In spite of life disruptions due to COVID, disciple-making efforts must continue. In fact, our need to reach out in care during this time has been heightened. People need Jesus and understanding about how to live like Him (see Matthew 28:19-20). As a result, I want to focus on four critical disciple-making issues: biblical illiteracy, disciple-maker shortage, caring relationships with lost people, and care for each other.
I will share the issues in a series of four posts. In this post, I will focus on the first issue: biblical illiteracy. When I say “biblical illiteracy,” what comes to your mind? Do you think about children and people who cannot read? I wish biblical illiteracy was limited to these two groups.
What Is Biblical Illiteracy?
When I use the term, biblical illiteracy, I am not thinking about people who cannot read (illiteracy). I tend to think about what Paul talks about in 1 Corinthians 3:
For my part, brothers and sisters, I was not able to speak to you as spiritual people but as people of the flesh, as babies in Christ. I gave you milk to drink, not solid food, since you were not yet ready for it. In fact, you are still not ready…1 Corinthians 3:1-2
When you read those verses, what words/phrases stand out? For me it is the “people of the flesh,” ‘babies in Christ,” “milk to drink, not solid food,” and “still not ready.”
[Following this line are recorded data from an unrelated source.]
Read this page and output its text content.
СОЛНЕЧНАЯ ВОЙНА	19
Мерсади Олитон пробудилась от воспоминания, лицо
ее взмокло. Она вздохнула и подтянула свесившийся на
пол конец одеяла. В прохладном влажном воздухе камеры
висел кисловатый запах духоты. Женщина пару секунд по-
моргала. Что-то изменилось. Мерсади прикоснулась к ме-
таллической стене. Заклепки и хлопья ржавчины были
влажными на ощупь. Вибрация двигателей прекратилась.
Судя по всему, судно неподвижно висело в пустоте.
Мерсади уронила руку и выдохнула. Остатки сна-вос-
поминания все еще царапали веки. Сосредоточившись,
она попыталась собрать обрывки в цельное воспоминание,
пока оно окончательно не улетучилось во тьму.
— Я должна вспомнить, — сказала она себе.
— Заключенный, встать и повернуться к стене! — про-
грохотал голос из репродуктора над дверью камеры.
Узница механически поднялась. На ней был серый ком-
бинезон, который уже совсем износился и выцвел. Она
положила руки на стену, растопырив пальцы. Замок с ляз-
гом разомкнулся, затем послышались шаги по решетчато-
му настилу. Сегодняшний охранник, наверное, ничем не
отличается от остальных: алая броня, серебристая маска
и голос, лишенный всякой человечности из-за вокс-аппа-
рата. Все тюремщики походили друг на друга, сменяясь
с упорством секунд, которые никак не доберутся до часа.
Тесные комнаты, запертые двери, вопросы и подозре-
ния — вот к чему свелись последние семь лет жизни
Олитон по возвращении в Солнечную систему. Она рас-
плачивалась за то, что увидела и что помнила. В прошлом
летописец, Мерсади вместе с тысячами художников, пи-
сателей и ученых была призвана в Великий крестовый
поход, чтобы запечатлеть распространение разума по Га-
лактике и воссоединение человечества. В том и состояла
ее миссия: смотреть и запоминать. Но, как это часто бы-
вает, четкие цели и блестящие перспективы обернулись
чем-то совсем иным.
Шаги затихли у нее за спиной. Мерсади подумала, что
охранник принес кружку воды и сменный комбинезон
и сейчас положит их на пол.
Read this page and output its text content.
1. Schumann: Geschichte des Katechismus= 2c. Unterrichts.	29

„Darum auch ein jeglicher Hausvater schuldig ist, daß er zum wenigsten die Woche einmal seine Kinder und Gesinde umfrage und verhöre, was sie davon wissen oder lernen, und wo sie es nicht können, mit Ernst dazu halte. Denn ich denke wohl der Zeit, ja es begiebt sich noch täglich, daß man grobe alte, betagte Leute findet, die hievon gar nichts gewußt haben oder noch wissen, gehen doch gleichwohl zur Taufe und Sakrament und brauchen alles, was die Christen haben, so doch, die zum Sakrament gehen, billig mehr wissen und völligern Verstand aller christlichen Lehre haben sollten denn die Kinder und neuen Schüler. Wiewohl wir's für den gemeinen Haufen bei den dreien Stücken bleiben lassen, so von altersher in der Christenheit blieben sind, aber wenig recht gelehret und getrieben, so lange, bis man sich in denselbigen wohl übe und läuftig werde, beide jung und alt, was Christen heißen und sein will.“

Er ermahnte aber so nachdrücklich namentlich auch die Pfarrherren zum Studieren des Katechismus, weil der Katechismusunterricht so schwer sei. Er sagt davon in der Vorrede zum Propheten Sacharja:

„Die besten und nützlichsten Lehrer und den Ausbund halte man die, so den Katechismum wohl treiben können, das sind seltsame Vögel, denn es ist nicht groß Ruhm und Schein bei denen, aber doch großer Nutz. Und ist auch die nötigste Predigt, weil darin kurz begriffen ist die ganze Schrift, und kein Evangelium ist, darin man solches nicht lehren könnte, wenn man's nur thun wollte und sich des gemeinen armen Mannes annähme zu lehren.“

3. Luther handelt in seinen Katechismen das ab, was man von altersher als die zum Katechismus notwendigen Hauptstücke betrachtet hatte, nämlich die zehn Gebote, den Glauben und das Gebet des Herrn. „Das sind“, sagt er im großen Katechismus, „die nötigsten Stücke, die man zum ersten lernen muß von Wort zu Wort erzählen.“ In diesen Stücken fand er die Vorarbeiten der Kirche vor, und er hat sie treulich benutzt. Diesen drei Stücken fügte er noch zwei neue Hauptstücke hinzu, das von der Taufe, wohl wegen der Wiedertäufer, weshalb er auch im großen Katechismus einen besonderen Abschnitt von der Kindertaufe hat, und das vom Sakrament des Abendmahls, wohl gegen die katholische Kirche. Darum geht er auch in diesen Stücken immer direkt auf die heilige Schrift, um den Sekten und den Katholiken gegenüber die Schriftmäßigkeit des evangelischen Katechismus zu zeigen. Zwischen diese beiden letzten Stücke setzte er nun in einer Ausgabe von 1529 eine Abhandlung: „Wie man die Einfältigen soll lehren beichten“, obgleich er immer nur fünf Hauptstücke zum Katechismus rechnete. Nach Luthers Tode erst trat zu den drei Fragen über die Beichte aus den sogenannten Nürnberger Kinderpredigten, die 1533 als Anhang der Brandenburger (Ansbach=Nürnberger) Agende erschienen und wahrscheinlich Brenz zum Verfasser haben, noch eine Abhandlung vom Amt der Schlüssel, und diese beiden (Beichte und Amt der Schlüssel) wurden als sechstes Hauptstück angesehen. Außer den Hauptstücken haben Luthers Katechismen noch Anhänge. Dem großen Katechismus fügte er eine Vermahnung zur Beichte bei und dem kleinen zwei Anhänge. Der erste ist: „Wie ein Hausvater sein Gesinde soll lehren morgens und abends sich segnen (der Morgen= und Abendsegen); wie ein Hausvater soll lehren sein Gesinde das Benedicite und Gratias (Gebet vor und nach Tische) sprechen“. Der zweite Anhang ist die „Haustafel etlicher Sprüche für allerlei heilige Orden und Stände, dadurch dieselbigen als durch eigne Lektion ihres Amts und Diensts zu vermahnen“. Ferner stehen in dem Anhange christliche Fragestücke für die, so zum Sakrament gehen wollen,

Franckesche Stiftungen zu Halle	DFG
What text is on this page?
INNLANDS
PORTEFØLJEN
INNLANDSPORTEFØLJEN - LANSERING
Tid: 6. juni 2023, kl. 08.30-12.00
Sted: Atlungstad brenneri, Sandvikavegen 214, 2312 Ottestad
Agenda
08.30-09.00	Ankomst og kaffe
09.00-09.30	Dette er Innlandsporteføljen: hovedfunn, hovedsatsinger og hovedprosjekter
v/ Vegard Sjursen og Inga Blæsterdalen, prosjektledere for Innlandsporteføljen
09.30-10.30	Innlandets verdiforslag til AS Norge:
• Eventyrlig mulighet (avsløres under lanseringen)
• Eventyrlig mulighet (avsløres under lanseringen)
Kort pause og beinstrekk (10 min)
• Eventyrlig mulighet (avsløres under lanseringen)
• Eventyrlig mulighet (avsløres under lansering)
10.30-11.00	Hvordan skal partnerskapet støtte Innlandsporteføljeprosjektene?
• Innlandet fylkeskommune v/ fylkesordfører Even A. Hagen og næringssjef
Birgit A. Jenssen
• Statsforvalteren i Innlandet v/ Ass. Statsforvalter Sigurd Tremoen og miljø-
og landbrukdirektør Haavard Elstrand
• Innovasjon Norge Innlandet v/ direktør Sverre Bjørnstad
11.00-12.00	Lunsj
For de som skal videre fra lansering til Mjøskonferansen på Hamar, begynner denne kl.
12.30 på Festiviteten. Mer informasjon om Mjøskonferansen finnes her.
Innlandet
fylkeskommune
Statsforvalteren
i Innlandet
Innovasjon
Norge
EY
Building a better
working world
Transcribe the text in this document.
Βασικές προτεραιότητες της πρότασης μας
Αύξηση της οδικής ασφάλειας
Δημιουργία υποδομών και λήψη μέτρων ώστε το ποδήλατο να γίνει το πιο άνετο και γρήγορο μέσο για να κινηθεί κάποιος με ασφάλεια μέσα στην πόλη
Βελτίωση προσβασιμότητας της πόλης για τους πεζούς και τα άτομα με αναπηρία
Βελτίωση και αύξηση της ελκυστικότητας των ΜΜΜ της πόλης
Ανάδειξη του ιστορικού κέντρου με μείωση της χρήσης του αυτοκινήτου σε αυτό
The main issue of biblical illiteracy has nothing to do with an ability to read. It has to do with the fact that no one has helped the person to learn to read and study the Bible for themselves. It often is due to reading the Bible as a history book instead of as a love letter from God.
How Pervasive is Biblical Illiteracy?
In my observation, more than half of the people in our churches are biblically illiterate. Most have not intentionally read and studied the Bible. They were most serious about God in the months immediately after they accepted Jesus, and they have not grown as disciples since that time.
If they do open the Bible during the week, too often it is to complete a daily task of reading the Bible. And while I am completely convinced that God’s Word will not return void (even in making Bible reading little more than a habit), the life-changing potential from reading and studying God’s Word is often dramatically diminished.
They are still babies in Christ who require being fed. They come on Sunday and don’t open the Bible during the week or simply go through the motions. As a result, they are weak from undernourishment and unable to live lives reflecting Jesus.
Solution One to the 4 Disciple-making Issues
Like a child needs help in learning to feed himself, the biblically illiterate need a guide to walk with them through reading and studying the Word. No, I do not mean traditional Sunday School classes or small groups. In the same way that nothing can substitute for seeing the Grand Canyon for yourself, nothing can substitute for the biblically illiterate spending time in the Word and discovering its truth and application for themselves. They need more than a testimony of the teacher’s preparation. They need help to do this for themselves.
Teach them to read while listening to God’s still small voice. Daily appointments with God in His Word are essential. Connecting Bible study and prayer as two halves of a conversation with God is needed. Help the biblically illiterate to gain the benefits of journaling. Share helpful questions for understanding context and applying. Teach them how to use Bible tools, such as a study Bible, concordance, commentaries, etc. Teach them to ask, “In response to what God said in His Word, did I keep my commitments to Him?”
A dramatic shift would be required in Sunday School and small groups to address this issue. That is why I wrote Disciple-Making Encounters. Disciple-makers are needed to ensure that a life-changing relationship with God in His Word is begun and practiced. This is only one of the disciple-making issues, but here is the bottom line: if disciples never learn to read and study God’s Word for themselves, they will never feel competent or confident to teach others to do so. And I am convinced they will never feel competent or confident to make disciples who make disciples.
Be a disciple who opens God’s Word seeking a life-changing encounter with Him. Then teach others to do the same. Make disciples and disciple-makers!